Begitu pun ketika warga Dusun Cuntel, Kopeng, Getasan, Kabupaten Semarang mengalami kesulitan air bersih akibat rusaknya jaringan pipa dari gunung Merbabu, tanpa diminta KGGSP segera turun tangan. Lucunya, informasi yang diperoleh sangat berbeda disbanding kondisi riil di lapangan. “Laporan yang kami terima ada kebocoran pipa di beberapa titik,” tukas Antok yang mendampingi Mbah Santo dalam perbincangan,
Karena sudah menyanggupi untuk memperbaiki kerusakan, akhirnya aktifis KGGSP mendatangi lokasi yang merupakan satu- satunya dusun paling pojok di wilayah Kabupaten Semarang itu. Hasilnya ? Kerusakan yang terjadi teramat sangat parah. Pipa sepanjang hampir 1 kilometer rusak semua. Untuk itu, dibutuhkan ratusan batang pipa agar warga dusun Cuntel mampu menikmati air bersih. Alhamdulillah, berkat bantuan relawan dan donator, pipa- pipa bisa terpasang tanpa kendala.
Menyusul keberhasilannya menyambung pipa sepanjang 1 kilometer tersebut, beberapa desa lain ikut meminta KGGSP memperbaiki jaringan air bersihnya. Tercatat mulai dari desa Jlarem, Ampel, Kabupaten Boyolali, Sokowolu, Tajuk, Getasan, Kabupaten semarang dan lokasi- lokasi lain pernah dijamahnya. Hebatnya, mayoritas kerusakan mencapai ratusan meter panjang pipa.

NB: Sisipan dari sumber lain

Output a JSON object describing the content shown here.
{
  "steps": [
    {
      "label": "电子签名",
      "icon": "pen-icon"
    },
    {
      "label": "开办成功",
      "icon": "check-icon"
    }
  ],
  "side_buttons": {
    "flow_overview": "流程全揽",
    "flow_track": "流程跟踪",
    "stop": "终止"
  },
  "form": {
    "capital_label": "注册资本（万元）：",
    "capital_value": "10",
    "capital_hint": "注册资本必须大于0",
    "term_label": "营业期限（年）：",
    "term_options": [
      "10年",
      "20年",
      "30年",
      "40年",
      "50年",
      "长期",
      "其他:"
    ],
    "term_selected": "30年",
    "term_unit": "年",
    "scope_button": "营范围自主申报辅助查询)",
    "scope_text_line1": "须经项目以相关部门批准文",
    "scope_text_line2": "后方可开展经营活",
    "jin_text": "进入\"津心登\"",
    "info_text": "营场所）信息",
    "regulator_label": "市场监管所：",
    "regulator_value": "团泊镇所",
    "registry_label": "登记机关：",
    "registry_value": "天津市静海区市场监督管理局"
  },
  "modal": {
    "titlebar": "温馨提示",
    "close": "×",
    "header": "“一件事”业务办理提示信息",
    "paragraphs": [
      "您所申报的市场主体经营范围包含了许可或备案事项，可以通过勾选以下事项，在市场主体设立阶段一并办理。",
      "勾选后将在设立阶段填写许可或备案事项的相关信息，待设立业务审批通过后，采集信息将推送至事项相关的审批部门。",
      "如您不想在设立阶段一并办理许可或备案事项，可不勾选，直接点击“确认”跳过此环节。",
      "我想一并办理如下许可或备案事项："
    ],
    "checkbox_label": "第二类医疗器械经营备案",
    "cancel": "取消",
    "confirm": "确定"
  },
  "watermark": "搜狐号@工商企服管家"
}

Kepedulian KGGSP terhadap lingkungan, juga merambah pada kehidupan masyarakat dhuafa. Selama 10 tahun terakhir, mereka sudah melakukan bedah rumah di 9 lokasi di Kota Salatiga dan sekitarnya. Mayoritas rumah yang dibedah milik janda- janda miskin yang tempat tinggalnya sangat tidak layak huni. “Kami menjalin kerja sama dengan pihak lain untuk membedah rumah,” tutur Mbah Santo.
Begitu pula dengan adanya musibah yang terjadi di gunung- gunung seputaran jawa Tengah dan Jawa Timur, KGGSP tak pernah absen turun ke lapangan. Baik soal hilangnya pendaki, terjadinya kebakaran hutan hingga reboisasi. Untuk hal terakhir, yakni penanaman pohon di gunung, personil yang terlibat selalu mencapai ribuan orang. Hari Minggu (17/1) mendatang mereka akan melakukan penanaman bibit pohon di desa Candisari, Ampel, Kabupaten Boyolali. Sedang tanggal 14 Febuari bakal mengerahkan 1001 pendaki ke gunung Ungaran.

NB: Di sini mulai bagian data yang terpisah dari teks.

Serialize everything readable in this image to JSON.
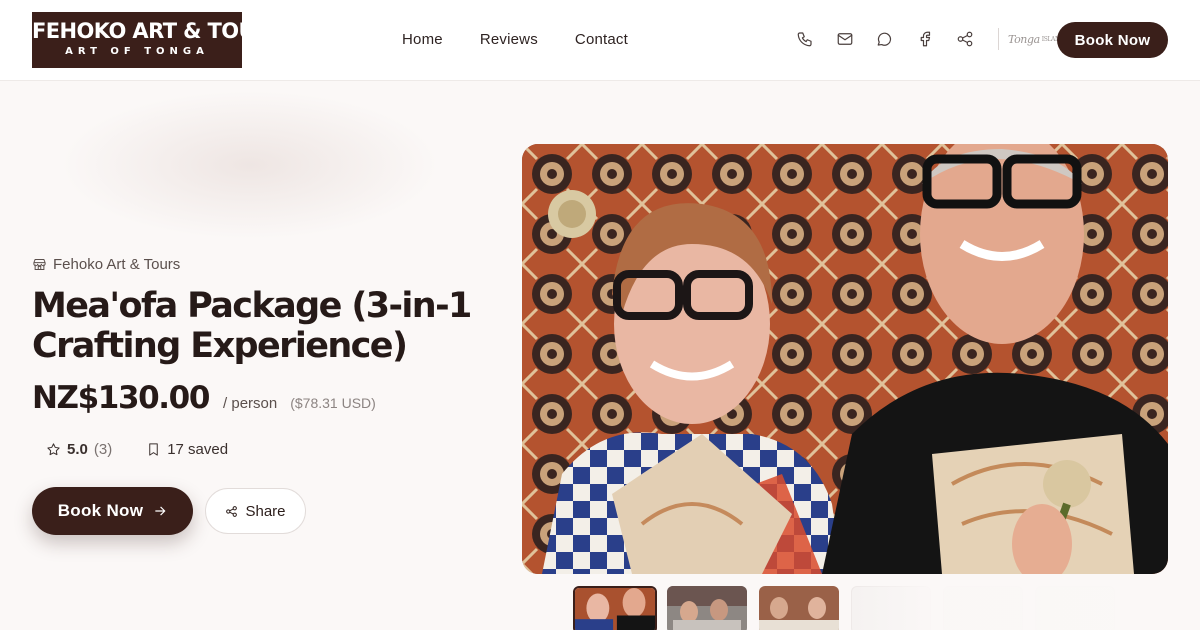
{
  "brand": {
    "logo_main": "FEHOKO ART & TOURS",
    "logo_sub": "ART OF TONGA",
    "partner_logo": "Tonga",
    "partner_logo_small": "ISLAND"
  },
  "nav": {
    "items": [
      {
        "label": "Home"
      },
      {
        "label": "Reviews"
      },
      {
        "label": "Contact"
      }
    ]
  },
  "header_icons": [
    "phone-icon",
    "mail-icon",
    "message-icon",
    "facebook-icon",
    "share-icon"
  ],
  "header": {
    "book_label": "Book Now"
  },
  "hero": {
    "operator": "Fehoko Art & Tours",
    "title": "Mea'ofa Package (3-in-1 Crafting Experience)",
    "price": "NZ$130.00",
    "per": "/ person",
    "usd": "($78.31 USD)",
    "rating": "5.0",
    "rating_count": "(3)",
    "saved": "17 saved",
    "book_label": "Book Now",
    "share_label": "Share"
  },
  "colors": {
    "brand_dark": "#3a1f1a",
    "background": "#fbf8f7",
    "text": "#261a18"
  },
  "gallery": {
    "thumbnail_count": 6,
    "active_index": 0
  }
}
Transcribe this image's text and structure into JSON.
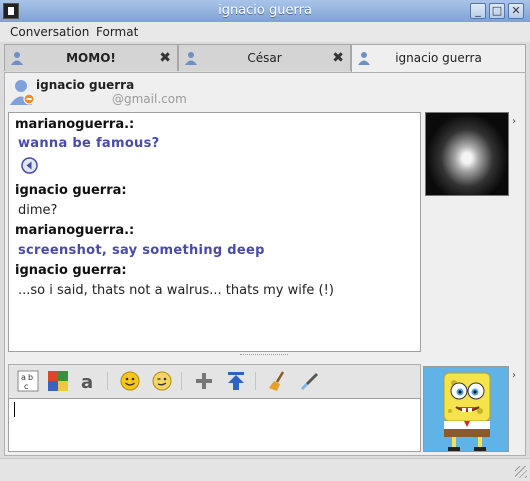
{
  "window": {
    "title": "ignacio guerra"
  },
  "menu": {
    "items": [
      "Conversation",
      "Format"
    ]
  },
  "tabs": [
    {
      "label": "MOMO!",
      "active": false,
      "bold": true
    },
    {
      "label": "César",
      "active": false,
      "bold": false
    },
    {
      "label": "ignacio guerra",
      "active": true,
      "bold": false
    }
  ],
  "contact": {
    "name": "ignacio guerra",
    "email": "@gmail.com"
  },
  "messages": [
    {
      "nick": "marianoguerra.:",
      "text": "wanna be famous?",
      "kind": "remote",
      "nudge": true
    },
    {
      "nick": "ignacio guerra:",
      "text": "dime?",
      "kind": "local"
    },
    {
      "nick": "marianoguerra.:",
      "text": "screenshot, say something deep",
      "kind": "remote"
    },
    {
      "nick": "ignacio guerra:",
      "text": "...so i said, thats not a walrus... thats my wife (!)",
      "kind": "local"
    }
  ],
  "toolbar": {
    "icons": [
      "font-icon",
      "color-icon",
      "text-style-icon",
      "smiley-icon",
      "wink-icon",
      "add-icon",
      "send-file-icon",
      "clean-icon",
      "dropper-icon"
    ]
  },
  "colors": {
    "accent": "#7fa2d4",
    "remote_text": "#4a4aa8"
  }
}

Ada catatan tersendiri bagi saya, kendati KGGSP sarat aksi, namun yang mengherankan minim publikasi. Saya tidak tahu apa penyebabnya sehingga awak media agak ogah- ogahan menulis tentang aktifitas mereka. Padahal, personil KGGSP sebenarnya merupakan pejuang lingkungan yan g sangat layak diapresiasi. Tetapi, faktanya dukungan media cetak mau pun elektronik relatif sepi. Satu- satunya media sosial yang mereka manfaatkan untuk komunikasi hanya sebatas facebook.
[caption caption="Mbah Santo di salah satu lokasi pembibitannya (foto: dok KGGSP)"]
Tolak Bantuan Luar Negeri
Mbah Santo yang rela mengorbankan mobil pribadinya untuk ambulans sekaligus sebagai sarana transportasi, mengakui segala kiprah KGGSP adalah implementasi ketahanan nasional seperti yang dicanangkan pemerintah selama ini. Perbedaannya yang signifikan terletak di lapangannya. Kalau pemerintah harus mencekoki aparaturnya tentang ketahanan nasional melalui seminar mau pun teori- teori, sebaliknya aktifis KGGSP cenderung pratek langsung.
“Kalau masyarakat tenang, lingkungan terjaga, penghijauan berjalan dan tidak ada bencana, saya pikir itulah implementasi dari ketahanan nasional. Nah, hal itu dimulai dari mana? Ya dimulai dari diri kita sendiri,” jelas Mbah Santo.